L’élimination du dioxyde de carbone (CDR) est l’une des principales propositions de géoingénierie, et englobe un large éventail d’approches qui visent à éliminer le CO2 de l’atmosphère, notamment le captage et le stockage du carbone par la bioénergie (BECCS). Les technologies BECCS consistent à brûler de très grandes quantités de cultures, d’arbres ou de résidus végétaux provenant de terres agricoles et de forêts pour produire de l’électricité, puis à capturer et à stocker sous terre les émissions de dioxyde de carbone issues du processus de combustion. Le CO2 est ensuite transporté et stocké sous terre, théoriquement pour un stockage à long terme, en utilisant des processus et/ou des machines extrêmement énergivores et souvent gourmands en eau pour capturer le CO2 dans des réseaux de tuyaux souterrains à grande échelle.

Nous avons analysé la situation de la BECCS en Amérique du Sud, en Afrique et en Asie, et comme le montre cette série d’articles en deux parties, la BECCS est loin d’être la solution miracle contre le changement climatique que certains acteurs présentent comme telle, car nous n’avons tout simplement pas assez de terres pour mettre la BECCS à l’échelle et, si elle était mise en œuvre, elle aurait des impacts négatifs significatifs sur les terres, les communautés, le climat et l’environnement.

Première partie : Amérique du Sud et Afrique
Le Brésil : le berceau de la géoingénierie terrestre en Amérique du Sud

La géo-ingénierie terrestre, et en particulier la BECCS, est encore une technologie relativement nouvelle en Amérique latine.

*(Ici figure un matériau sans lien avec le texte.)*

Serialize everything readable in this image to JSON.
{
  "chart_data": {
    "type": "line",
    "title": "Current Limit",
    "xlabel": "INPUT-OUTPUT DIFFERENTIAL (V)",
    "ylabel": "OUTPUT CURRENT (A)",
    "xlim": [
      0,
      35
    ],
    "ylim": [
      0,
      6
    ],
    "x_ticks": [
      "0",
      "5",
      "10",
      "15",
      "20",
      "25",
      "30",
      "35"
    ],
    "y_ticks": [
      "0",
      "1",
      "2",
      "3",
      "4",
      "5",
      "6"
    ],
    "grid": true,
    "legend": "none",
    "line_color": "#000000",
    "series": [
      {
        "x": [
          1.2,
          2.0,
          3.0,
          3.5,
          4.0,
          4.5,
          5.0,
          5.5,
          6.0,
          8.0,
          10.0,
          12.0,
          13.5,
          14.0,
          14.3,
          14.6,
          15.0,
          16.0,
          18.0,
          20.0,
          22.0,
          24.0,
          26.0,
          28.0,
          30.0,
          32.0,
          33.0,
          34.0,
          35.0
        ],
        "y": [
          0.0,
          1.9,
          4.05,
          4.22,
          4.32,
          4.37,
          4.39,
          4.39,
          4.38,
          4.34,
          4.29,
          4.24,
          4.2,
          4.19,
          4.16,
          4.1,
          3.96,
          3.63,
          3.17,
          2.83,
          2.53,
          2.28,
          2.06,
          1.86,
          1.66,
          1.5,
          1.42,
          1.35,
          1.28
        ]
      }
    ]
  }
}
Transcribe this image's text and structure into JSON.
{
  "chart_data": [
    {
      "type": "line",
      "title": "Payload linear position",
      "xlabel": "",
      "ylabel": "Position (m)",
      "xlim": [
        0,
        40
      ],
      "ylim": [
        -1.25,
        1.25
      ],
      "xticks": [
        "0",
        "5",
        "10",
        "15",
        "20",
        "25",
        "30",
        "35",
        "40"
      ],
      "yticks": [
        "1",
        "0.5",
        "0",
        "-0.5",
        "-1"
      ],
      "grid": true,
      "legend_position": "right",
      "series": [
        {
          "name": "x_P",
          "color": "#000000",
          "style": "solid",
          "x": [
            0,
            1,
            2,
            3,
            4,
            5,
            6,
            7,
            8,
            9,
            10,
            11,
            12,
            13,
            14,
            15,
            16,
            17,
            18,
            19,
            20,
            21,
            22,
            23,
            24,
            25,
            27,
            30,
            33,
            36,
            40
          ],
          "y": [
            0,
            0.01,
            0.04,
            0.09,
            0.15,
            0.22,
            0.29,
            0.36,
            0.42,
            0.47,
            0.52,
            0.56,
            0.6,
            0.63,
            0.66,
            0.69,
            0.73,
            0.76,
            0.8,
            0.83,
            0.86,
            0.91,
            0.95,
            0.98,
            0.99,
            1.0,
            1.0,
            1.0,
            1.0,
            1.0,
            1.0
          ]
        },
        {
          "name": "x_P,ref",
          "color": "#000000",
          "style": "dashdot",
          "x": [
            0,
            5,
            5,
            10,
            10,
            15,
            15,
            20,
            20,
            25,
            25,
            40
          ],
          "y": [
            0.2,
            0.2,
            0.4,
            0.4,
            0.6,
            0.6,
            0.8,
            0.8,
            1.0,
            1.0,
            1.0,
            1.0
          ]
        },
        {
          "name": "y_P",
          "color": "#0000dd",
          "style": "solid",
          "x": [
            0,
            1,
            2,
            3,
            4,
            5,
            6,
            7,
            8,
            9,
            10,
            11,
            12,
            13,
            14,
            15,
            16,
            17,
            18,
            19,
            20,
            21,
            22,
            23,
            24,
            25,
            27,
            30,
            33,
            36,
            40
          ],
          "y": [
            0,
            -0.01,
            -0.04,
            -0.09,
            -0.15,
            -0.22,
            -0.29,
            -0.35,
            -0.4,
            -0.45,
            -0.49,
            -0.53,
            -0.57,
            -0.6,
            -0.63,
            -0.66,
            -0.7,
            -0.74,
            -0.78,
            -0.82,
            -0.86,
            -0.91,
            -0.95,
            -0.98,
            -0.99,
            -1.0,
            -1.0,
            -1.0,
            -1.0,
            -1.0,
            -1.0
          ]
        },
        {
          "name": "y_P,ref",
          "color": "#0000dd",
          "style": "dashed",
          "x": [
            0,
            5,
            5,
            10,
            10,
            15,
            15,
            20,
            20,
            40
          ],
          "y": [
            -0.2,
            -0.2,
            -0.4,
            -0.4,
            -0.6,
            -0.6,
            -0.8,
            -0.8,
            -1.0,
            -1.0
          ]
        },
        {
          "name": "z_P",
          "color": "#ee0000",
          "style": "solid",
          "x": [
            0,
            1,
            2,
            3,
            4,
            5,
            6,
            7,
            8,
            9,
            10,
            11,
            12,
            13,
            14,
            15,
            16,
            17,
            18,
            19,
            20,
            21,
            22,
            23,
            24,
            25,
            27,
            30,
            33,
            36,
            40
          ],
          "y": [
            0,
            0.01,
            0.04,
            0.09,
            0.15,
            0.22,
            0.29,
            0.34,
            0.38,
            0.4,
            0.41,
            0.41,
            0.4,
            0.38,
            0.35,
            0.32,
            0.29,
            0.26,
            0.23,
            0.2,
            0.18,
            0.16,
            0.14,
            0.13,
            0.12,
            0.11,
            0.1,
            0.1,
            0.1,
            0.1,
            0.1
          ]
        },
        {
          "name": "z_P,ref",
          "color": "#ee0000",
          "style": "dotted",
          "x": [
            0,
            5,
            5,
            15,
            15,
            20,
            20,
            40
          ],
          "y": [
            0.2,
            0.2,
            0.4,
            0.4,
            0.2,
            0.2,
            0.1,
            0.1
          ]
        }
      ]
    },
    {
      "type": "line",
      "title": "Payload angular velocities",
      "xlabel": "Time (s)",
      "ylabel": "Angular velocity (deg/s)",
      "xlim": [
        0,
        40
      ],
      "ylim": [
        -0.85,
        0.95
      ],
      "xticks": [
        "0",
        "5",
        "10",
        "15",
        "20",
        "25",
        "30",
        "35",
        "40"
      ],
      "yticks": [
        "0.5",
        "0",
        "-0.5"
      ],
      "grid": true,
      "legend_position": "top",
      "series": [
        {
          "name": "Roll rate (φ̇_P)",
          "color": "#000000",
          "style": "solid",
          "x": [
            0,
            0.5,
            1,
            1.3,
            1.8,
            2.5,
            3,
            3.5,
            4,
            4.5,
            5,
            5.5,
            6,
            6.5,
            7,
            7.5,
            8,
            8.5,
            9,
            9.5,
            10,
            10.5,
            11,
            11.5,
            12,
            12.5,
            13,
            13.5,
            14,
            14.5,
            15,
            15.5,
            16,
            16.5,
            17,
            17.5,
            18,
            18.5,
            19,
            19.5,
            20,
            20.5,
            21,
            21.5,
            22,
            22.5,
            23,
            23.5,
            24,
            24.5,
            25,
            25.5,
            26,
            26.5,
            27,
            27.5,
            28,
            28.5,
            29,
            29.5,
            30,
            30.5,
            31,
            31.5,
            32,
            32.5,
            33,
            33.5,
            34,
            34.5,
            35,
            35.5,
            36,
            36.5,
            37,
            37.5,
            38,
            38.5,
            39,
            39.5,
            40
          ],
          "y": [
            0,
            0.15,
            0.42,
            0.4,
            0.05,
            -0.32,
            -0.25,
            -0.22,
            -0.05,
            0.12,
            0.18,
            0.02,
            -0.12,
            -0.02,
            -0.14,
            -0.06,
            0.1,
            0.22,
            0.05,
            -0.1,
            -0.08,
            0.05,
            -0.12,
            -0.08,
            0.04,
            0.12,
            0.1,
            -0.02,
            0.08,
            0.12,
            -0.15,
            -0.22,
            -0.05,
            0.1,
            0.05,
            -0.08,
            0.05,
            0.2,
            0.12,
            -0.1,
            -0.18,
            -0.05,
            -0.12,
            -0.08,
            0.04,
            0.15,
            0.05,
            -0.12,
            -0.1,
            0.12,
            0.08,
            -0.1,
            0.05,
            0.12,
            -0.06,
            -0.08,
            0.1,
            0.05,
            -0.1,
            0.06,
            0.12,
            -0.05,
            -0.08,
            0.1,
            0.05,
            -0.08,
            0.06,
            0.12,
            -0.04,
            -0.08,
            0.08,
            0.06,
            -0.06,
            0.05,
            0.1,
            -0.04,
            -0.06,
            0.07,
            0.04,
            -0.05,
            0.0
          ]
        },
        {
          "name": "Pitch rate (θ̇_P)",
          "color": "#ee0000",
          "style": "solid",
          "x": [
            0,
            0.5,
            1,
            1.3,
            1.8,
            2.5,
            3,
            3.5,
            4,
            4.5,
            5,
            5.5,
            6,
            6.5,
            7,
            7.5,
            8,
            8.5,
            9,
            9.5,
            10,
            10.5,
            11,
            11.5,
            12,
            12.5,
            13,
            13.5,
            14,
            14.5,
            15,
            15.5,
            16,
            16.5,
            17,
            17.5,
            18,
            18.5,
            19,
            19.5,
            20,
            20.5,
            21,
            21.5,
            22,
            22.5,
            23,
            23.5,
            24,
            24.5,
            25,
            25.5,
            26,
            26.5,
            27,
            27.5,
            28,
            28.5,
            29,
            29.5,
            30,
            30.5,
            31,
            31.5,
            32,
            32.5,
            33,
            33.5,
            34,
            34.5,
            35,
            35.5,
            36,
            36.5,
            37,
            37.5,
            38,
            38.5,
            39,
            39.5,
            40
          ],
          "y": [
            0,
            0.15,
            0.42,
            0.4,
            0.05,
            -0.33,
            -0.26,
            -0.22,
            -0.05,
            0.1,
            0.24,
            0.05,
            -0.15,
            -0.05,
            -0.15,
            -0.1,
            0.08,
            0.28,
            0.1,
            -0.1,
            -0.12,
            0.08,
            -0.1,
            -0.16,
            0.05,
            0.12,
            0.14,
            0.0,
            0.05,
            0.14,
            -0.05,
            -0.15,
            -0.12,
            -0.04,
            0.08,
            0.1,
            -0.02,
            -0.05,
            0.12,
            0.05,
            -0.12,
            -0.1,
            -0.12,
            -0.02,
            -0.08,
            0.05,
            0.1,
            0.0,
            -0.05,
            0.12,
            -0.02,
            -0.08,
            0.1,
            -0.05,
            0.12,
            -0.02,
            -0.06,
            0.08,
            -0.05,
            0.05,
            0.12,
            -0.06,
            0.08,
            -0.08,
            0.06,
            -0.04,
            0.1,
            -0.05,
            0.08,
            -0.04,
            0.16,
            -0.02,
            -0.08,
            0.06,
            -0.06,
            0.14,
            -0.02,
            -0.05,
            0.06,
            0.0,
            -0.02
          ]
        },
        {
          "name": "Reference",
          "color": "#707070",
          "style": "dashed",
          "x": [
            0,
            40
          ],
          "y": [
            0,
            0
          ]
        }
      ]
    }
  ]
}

Selon diverses sources et acteurs promouvant la BECCS, tels que l’Agence internationale pour les énergies renouvelables (IRENA) et le Global CCS Institute, la BECCS a le potentiel d’être déployée à plus grande échelle à court ou moyen terme. De nombreuses études de faisabilité sont en cours dans des pays tels que l’Argentine, le Mexique et le Brésil, ce dernier étant le plus susceptible d’accueillir la première usine BECCS de la région.

La position actuelle du gouvernement brésilien sur le CSC, et sur le BECCS en particulier, n’est pas encore claire. Bien que le Brésil ait par le passé exprimé des inquiétudes quant aux risques de fuite du CSC et à sa viabilité dans les pays du Sud, il était également l’un des rares pays qui – avec Petrobras, une importante société pétrolière d’État – participait à la recherche et au développement des technologies de CSC. Actuellement, le secteur privé et d’autres parties prenantes font pression pour obtenir un cadre réglementaire afin de rendre les projets de CSC commercialement intéressants et disponibles. Le Sénat a adopté un projet de loi visant à réglementer le marché du carbone, qui doit maintenant être approuvé par le Congrès et le Président.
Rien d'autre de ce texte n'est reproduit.